It can sometimes feel as if all new art museums in the world are being created by Dame Zaha Hadid’s studio - the Eli & Edythe Broad Art Museum in Michigan, Rome’s MAXXI_National Museum of the XXI Century Arts, Chengdu Contemporary Art Centre, the Guggenheim Hermitage Museum in Vilnius being just a recent few that spring to mind.
But that's not actually the case. In Ohio, they’ve opted for another Middle Eastern-born, London-based female architect. Farshid Moussavi, whose birthplace is Iran, was a co-founder of the now defunct but much admired Foreign Office Architects. Since last year she’s operated as Farshid Moussavi Architecture or FMA.

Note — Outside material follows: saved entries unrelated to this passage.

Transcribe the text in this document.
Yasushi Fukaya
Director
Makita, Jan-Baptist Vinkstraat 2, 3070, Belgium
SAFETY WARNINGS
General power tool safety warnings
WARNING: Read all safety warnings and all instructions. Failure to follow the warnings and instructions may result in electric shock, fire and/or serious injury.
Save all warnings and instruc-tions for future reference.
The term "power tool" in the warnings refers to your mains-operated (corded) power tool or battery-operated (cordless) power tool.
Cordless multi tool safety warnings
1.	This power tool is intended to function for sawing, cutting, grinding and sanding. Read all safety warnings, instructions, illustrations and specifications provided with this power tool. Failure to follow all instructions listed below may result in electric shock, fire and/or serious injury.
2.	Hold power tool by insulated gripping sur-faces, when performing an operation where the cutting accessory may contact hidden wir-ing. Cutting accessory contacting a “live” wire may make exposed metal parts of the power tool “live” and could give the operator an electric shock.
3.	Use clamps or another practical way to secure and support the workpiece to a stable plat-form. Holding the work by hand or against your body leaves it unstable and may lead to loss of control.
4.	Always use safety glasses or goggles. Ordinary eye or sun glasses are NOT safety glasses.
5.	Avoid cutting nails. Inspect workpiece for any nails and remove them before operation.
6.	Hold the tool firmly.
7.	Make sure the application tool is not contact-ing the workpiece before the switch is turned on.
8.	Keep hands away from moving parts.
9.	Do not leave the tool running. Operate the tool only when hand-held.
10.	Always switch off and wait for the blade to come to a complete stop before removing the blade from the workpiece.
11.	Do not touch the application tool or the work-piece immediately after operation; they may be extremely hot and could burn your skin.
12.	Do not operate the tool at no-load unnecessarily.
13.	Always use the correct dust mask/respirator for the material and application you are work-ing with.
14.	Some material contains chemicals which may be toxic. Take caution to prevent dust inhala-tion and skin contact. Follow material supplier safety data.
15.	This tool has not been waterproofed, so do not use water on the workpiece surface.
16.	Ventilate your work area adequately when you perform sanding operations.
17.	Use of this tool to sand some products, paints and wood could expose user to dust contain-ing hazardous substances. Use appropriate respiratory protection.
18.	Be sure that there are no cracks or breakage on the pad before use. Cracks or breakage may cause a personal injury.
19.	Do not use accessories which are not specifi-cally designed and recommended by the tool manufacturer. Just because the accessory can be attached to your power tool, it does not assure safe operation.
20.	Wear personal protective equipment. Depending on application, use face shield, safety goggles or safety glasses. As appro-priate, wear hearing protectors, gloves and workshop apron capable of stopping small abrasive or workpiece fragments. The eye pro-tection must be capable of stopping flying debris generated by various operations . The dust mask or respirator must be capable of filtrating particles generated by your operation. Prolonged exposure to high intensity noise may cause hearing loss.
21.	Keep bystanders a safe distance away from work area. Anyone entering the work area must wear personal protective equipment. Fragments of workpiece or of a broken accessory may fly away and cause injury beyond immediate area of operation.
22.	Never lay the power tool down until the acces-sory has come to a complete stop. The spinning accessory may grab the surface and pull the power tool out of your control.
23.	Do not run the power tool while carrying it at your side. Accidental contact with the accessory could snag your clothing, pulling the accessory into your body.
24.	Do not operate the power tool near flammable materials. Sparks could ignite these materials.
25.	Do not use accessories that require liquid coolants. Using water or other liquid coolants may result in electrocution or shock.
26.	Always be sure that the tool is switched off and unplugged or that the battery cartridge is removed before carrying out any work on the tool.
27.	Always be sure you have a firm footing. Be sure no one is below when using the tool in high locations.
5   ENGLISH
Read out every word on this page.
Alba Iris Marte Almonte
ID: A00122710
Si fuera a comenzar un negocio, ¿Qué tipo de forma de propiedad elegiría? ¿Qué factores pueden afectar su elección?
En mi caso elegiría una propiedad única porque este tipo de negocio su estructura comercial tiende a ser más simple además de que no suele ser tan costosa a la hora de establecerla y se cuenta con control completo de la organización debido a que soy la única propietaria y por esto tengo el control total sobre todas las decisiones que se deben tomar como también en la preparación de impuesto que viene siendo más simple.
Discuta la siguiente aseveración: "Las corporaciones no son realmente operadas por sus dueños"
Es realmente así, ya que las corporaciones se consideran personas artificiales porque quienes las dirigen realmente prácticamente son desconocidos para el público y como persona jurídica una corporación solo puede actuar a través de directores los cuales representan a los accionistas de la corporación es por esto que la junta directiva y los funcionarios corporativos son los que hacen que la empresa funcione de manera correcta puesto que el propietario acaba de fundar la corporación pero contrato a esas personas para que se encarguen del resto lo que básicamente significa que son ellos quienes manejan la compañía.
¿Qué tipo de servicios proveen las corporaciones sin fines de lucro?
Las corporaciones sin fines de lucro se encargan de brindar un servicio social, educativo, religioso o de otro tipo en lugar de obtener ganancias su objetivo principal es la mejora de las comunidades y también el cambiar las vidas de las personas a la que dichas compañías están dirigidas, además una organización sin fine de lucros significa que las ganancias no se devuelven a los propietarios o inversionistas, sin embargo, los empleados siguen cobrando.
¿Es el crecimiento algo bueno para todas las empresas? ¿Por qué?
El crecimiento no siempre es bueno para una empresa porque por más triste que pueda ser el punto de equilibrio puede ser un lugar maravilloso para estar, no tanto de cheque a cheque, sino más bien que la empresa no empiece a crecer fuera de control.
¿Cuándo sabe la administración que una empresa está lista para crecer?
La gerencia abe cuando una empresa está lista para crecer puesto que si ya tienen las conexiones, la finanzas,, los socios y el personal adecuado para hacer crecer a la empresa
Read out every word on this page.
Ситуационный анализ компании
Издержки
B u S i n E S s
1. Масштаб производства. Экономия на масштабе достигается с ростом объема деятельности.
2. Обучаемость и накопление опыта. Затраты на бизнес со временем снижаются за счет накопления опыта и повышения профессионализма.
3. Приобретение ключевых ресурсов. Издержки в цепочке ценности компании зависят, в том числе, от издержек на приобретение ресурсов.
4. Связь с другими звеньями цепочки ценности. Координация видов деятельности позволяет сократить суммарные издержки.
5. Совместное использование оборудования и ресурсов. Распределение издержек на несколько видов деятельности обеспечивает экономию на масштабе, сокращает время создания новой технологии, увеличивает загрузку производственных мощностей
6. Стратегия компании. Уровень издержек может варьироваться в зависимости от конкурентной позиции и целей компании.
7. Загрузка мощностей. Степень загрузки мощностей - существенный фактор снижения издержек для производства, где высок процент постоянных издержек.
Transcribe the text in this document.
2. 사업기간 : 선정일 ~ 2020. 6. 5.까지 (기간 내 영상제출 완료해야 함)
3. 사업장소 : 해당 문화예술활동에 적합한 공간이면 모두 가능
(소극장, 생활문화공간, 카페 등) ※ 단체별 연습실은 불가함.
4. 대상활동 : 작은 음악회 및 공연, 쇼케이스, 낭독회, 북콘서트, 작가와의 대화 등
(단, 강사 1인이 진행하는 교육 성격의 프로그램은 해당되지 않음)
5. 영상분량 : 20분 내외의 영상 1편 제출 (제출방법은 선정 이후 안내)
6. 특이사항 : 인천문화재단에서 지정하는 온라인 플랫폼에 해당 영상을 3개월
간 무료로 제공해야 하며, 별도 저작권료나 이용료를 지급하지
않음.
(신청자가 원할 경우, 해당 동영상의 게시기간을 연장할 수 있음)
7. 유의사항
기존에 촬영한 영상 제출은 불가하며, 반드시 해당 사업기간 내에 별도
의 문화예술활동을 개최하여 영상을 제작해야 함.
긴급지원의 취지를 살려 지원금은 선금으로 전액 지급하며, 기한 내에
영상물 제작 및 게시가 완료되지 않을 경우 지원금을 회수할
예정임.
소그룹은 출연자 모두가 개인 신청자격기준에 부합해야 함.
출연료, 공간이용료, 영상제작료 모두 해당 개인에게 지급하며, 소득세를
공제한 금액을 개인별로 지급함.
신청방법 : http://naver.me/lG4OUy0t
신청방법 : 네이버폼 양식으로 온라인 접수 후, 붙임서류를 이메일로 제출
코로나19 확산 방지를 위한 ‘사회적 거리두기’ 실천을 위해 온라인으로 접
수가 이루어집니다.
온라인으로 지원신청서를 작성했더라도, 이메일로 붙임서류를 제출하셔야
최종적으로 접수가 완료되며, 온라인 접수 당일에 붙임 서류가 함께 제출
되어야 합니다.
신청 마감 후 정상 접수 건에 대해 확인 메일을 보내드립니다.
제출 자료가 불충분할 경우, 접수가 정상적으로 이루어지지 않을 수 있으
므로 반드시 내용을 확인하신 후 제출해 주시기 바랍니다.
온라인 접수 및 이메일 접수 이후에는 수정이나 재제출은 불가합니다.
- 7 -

The Museum of Contemporary Art Cleveland has relocated from the loft of an old playhouse building to a shiny new, six-sided, four-doored home, covered in mirrored black stainless steel. It may be difficult to tell from the outside, but Moussavi has designed four storeys within, each of them reached by pure white staircases. Many of the interior walls are a deep-sea blue. The loftiest exhibition space gets the blue treatment on both its walls and ceiling, intended as an alternative to the standard ‘white-cube’ aesthetic of many a contemporary art space. As the architects put it: “In the main gallery on the top floor, the blue surface will rise to form a deep blue ceiling, evoking the sky or a sense of boundlessness in contrast to the traditional idea of the gallery as a white, sealed, cube.”
For the citizens of Cleveland, this will be a startling new structure on a brand new square – the work of landscape architects James Corner Field Operations, designers of New York's High Line and the upcoming London Olympic Park development. The museum is just one part of a transformation of the emerging uptown district of Cleveland’s University Circle neighbourhood.